You run a script and see:

$ python train.py
Traceback (most recent call last):
  File "train.py", line 12, in <module>
    model = model.to("cuda")
  File ".../torch/nn/modules/module.py", line 1145, in to
    return self._apply(convert)
  File ".../torch/nn/modules/module.py", line 797, in _apply
    module._apply(fn)
  ...
RuntimeError: Found no NVIDIA driver on your system. Please check that you
have an NVIDIA GPU and installed a driver from http://www.nvidia.com/Download/index.aspx

A bad prompt:

Why doesn't my code work? RuntimeError: Found no NVIDIA driver

A better prompt:

I'm running a PyTorch training script on my laptop. I expected it to fall back to CPU if no GPU was available, but instead I'm getting this. Is there a way to make the script run on whatever device is available? Here is the full traceback:

[full traceback as above]

The better prompt gets you a useful answer about the standard device = "cuda" if torch.cuda.is_available() else "cpu" pattern, with the specific fix for line 12 of your script. The bad prompt gets you a generic "install NVIDIA drivers" answer that doesn't help you on a laptop without an NVIDIA GPU.

Exercises

Exercise 1: Find a recent error you debugged. Reconstruct a "bad paste" (last line only, no context) and a "good paste" (whole traceback, what you were doing, what you expected). Try both in a chat. How different are the answers?
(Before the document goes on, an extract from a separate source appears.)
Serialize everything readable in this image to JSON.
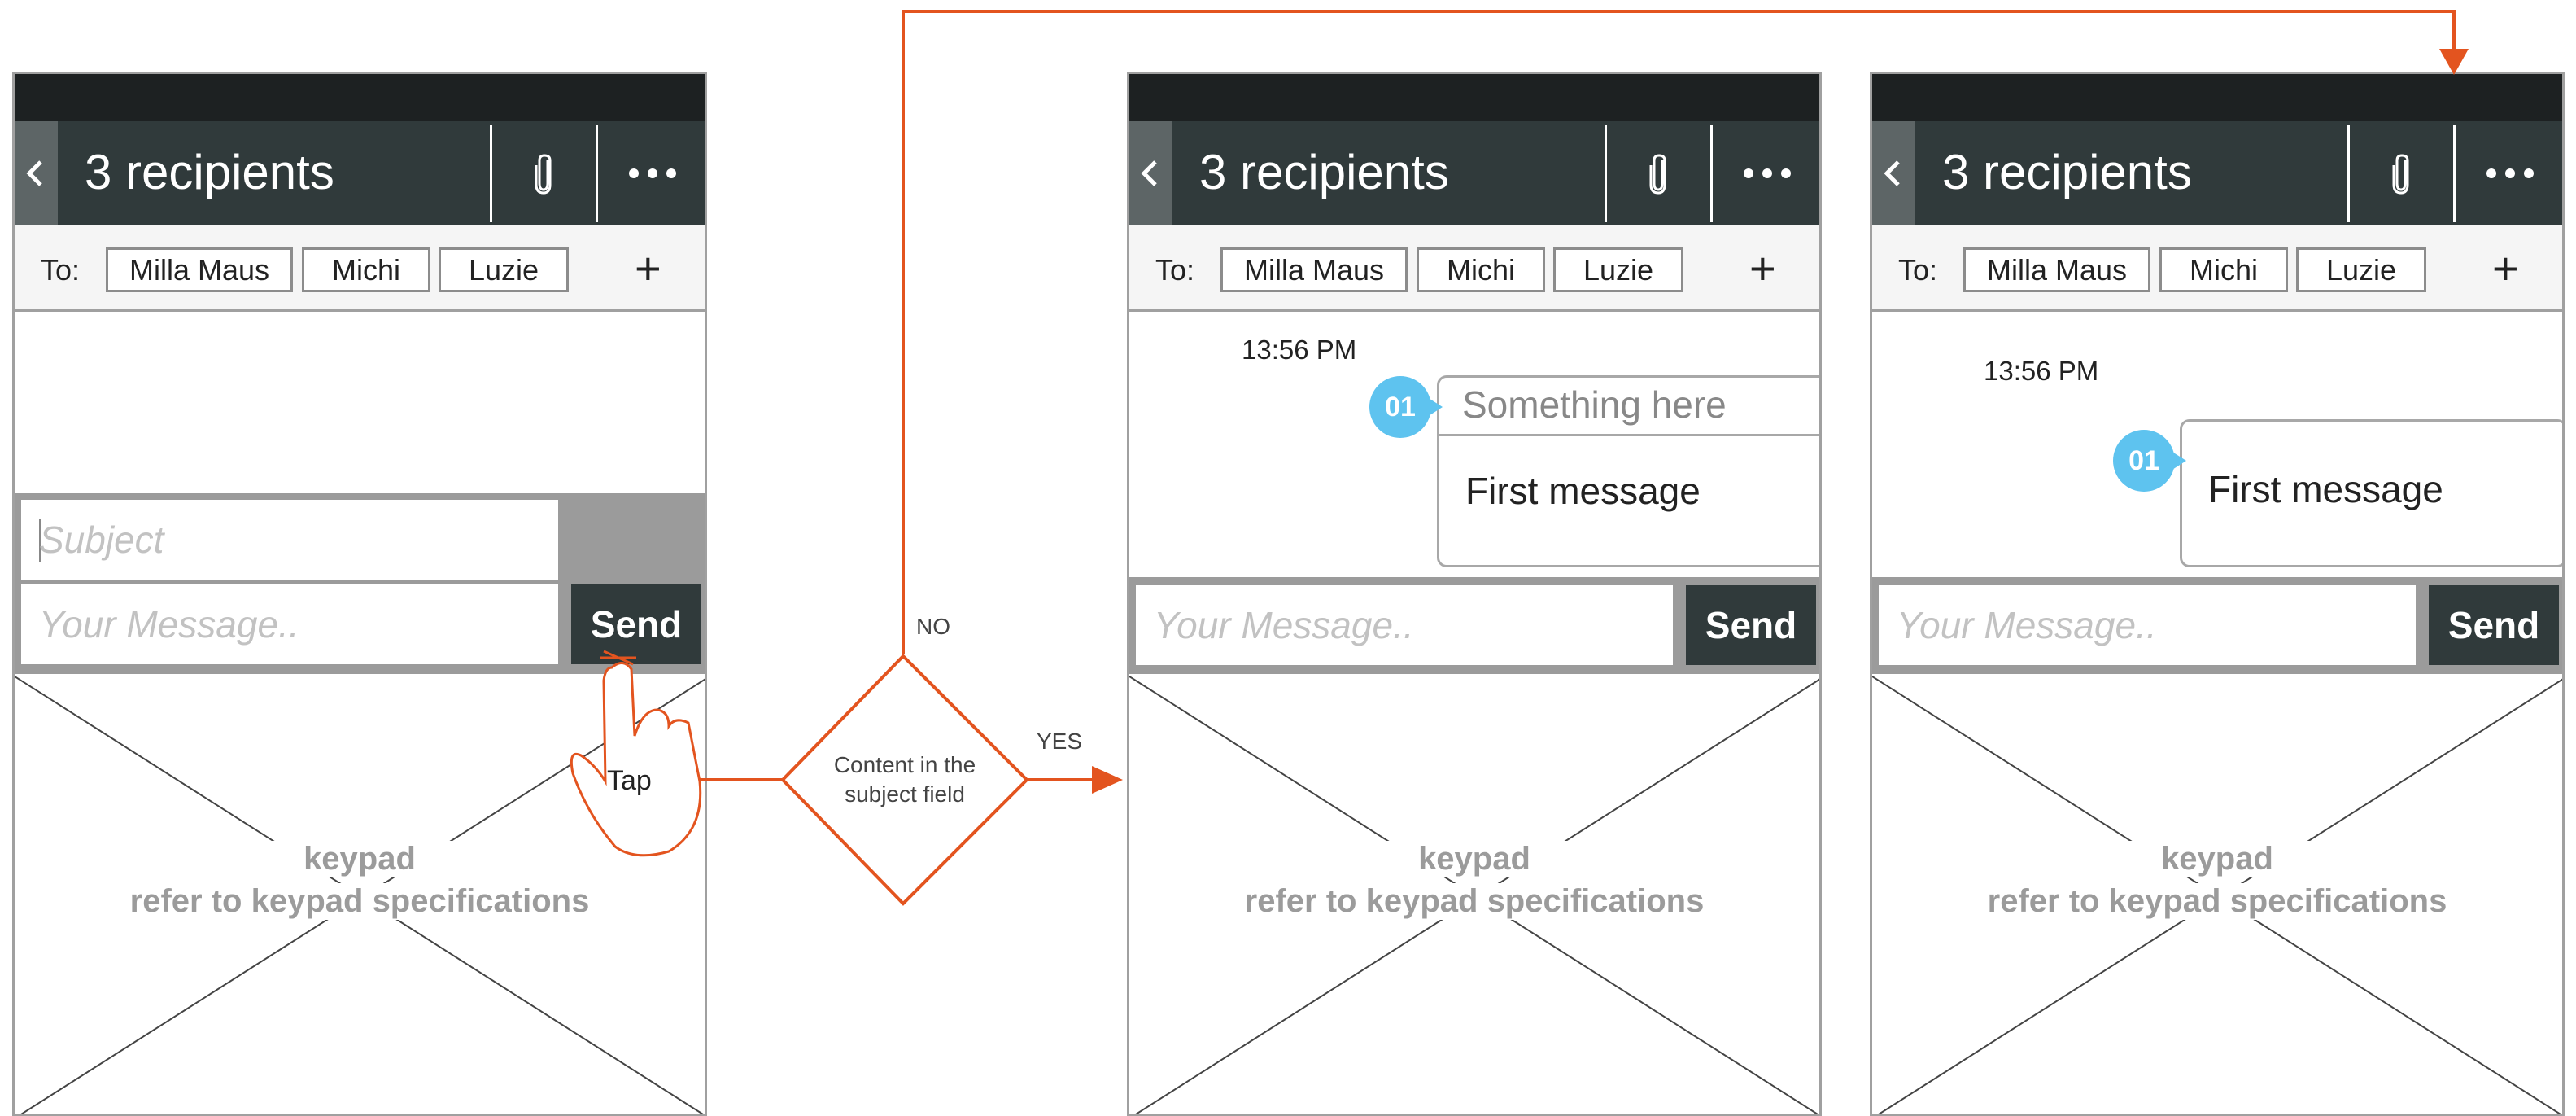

Exercise 2: Take a log file from a real system you have run — even just a pip install that warned about something. Paste 50 lines unfiltered, then paste a grep-narrowed version of the same log. Compare the responses for usefulness.

Exercise 3: Pick a real error and run a multi-turn debugging session. Paste the error, try the suggested fix, paste the new output, and continue until the issue is resolved or you understand why it cannot be. Note where the model's hypothesis shifted between turns.